Pulmonary hypertension in newborns (PPHN) is triggered by multiple
etiologies including hypoxemia and underlying parenchymal lung diseases
and can potentially hinder extubation 28. Performing a
full echocardiographic studies on all mechanically ventilated preterm
infants would be exhaustive and may not consistently correlate with PPHN14. LVEI is a quantifiable measure of the amount of
distortion of ventricular septal geometry due to elevated right
ventricular systolic or diastolic pressures and/or volumes. Greater
degrees of LVEI have been associated with PPHN in children and adults,
but have not been studied thoroughly in premature infants. LVEI has the
added benefit of being easily measured from any short axis view of the
mid-left ventricle 13. Increased end-diastolic LVEI
would indicate volume overload as in hemodynamically significant PDA and
increased end-systolic LVEI may indicate right ventricular volume
overload as in PPHN 31. In the current study, systolic
LVEI correlated with PAP that was measured concomitantly by
echocardiography. It correlated with the presence of PDA as well.

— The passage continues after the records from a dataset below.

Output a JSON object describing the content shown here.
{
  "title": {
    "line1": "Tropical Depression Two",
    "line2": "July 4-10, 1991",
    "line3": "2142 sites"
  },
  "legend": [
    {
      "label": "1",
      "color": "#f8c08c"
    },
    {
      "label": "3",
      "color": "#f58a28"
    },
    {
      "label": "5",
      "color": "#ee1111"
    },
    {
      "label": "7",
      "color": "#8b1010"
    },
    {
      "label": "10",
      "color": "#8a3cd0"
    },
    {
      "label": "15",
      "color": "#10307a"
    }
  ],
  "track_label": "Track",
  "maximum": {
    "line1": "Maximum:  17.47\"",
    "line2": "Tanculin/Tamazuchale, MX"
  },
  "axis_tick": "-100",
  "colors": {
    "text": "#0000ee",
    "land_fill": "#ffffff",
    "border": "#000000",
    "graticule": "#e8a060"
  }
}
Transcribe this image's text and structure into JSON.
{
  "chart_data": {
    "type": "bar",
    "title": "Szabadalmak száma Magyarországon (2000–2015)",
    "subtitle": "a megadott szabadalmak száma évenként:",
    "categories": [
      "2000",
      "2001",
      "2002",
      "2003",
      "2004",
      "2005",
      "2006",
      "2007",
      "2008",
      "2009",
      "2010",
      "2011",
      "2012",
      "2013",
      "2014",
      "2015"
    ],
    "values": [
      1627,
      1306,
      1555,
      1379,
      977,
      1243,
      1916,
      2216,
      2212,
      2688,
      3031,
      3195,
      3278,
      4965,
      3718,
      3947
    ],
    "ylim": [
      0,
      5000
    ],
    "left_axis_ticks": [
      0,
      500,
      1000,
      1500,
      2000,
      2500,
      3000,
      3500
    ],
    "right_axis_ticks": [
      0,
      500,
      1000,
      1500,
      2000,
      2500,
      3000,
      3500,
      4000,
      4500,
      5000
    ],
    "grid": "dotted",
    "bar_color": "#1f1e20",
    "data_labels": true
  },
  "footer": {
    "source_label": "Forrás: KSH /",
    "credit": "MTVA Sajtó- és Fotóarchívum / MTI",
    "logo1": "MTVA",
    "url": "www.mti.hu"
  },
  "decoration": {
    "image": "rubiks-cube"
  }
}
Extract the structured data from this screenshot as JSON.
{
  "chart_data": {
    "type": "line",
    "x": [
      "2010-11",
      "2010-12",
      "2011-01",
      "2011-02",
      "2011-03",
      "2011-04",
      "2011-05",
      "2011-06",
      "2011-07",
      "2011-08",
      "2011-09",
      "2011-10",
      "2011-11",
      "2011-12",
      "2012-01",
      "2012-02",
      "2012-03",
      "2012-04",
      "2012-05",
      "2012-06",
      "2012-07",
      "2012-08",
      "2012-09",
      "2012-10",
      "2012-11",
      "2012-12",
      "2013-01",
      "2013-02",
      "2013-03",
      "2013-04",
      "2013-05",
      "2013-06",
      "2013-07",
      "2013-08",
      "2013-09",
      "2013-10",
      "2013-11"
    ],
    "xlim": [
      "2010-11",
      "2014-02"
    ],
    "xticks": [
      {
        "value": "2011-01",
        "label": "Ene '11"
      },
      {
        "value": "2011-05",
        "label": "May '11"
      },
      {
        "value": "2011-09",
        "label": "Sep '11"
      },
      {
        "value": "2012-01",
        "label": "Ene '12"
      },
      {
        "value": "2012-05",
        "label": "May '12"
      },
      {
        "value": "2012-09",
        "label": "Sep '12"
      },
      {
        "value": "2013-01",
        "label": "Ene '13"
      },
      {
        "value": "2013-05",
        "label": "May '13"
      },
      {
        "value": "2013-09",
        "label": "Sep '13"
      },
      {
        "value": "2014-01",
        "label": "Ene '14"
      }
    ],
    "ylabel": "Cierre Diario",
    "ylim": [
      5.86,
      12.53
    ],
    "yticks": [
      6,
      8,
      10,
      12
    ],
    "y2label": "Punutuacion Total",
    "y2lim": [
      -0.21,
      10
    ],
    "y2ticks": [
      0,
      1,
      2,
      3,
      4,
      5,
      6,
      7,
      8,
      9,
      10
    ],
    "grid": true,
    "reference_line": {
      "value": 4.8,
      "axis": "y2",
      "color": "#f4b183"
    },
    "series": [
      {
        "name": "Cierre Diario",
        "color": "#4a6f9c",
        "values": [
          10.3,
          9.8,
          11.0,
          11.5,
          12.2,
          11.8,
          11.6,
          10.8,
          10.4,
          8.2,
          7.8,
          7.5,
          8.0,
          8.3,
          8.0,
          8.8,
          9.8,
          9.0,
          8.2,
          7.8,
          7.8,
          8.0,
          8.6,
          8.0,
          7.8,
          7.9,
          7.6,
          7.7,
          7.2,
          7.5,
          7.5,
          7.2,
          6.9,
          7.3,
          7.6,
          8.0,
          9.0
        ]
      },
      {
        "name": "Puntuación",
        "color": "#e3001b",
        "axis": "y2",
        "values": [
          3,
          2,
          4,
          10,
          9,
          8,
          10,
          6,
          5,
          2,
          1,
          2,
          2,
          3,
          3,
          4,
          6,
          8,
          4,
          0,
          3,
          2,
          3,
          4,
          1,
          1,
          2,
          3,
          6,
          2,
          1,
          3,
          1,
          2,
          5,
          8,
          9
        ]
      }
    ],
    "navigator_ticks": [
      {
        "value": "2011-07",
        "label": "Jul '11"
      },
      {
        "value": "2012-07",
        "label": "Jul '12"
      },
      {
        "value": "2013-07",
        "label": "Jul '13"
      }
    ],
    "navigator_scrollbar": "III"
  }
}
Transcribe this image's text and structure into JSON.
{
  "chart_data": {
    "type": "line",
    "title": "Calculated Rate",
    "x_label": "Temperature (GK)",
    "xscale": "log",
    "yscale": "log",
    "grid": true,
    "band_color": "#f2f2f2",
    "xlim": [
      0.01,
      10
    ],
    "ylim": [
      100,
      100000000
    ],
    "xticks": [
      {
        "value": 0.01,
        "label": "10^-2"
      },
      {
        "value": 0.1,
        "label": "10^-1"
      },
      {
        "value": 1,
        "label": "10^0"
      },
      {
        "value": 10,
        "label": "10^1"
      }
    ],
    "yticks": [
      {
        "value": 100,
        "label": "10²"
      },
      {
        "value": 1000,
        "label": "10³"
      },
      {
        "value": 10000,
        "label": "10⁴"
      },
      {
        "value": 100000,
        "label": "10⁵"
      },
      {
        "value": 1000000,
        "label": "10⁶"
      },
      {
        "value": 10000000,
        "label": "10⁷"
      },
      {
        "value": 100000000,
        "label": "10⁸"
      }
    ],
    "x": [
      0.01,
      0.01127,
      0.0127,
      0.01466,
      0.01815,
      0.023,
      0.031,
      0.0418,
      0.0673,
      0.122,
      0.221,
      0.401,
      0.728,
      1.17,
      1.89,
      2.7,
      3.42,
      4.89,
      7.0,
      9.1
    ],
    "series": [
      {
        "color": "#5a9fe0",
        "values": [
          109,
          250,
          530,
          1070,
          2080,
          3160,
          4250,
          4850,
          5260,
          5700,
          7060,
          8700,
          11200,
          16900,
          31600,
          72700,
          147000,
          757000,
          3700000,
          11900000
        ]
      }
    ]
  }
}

However, end-systolic LVEI did not correlate with OSI and did not prove
to be valuable in predicting readiness for extubation. Of note, in this
study we used LVEI only as a surrogate for pulmonary hypertension
although a full assessment of PAP may have shown benefit in predicting
extubation failure.
This study has the strength of addressing the success of extubation
trials that is a real challenge in premature infants. The study has some
limitations including the lack of comparison of LUS with findings of MRI
or CT scan of the chest. To ensure consistency and reliability of the
scores, all LUS studies were performed by the same investigator who was
an experienced pediatric radiologist. However, these studies were well
within the scope of POCUS and as suggested by international guidelines
would be practically performed by neonatal caregivers with minimal
experience with US 7,32. Similarly, we have identified
the US machine and proble models that were used for this research,
although other devices with reasonable resolution will suffice32. LUS addresses failure of extubation related to
lung parenchymal disease. Other factors involved in extubation failure
such as airway edema and apnea of prematurity cannot be predicted with
LUS. Respiratory management in this center allows mechanical ventilation
for several days, therefore the investigators advise using caution when
extrapolating the current findings in settings that have different
respiratory practices. In fact, being ventilated for several days, the
respiratory failure for these enrolled infants would be better defined
as an early stage of chronic pulmonary insufficiency rather than the
classical respiratory distress syndrome 33.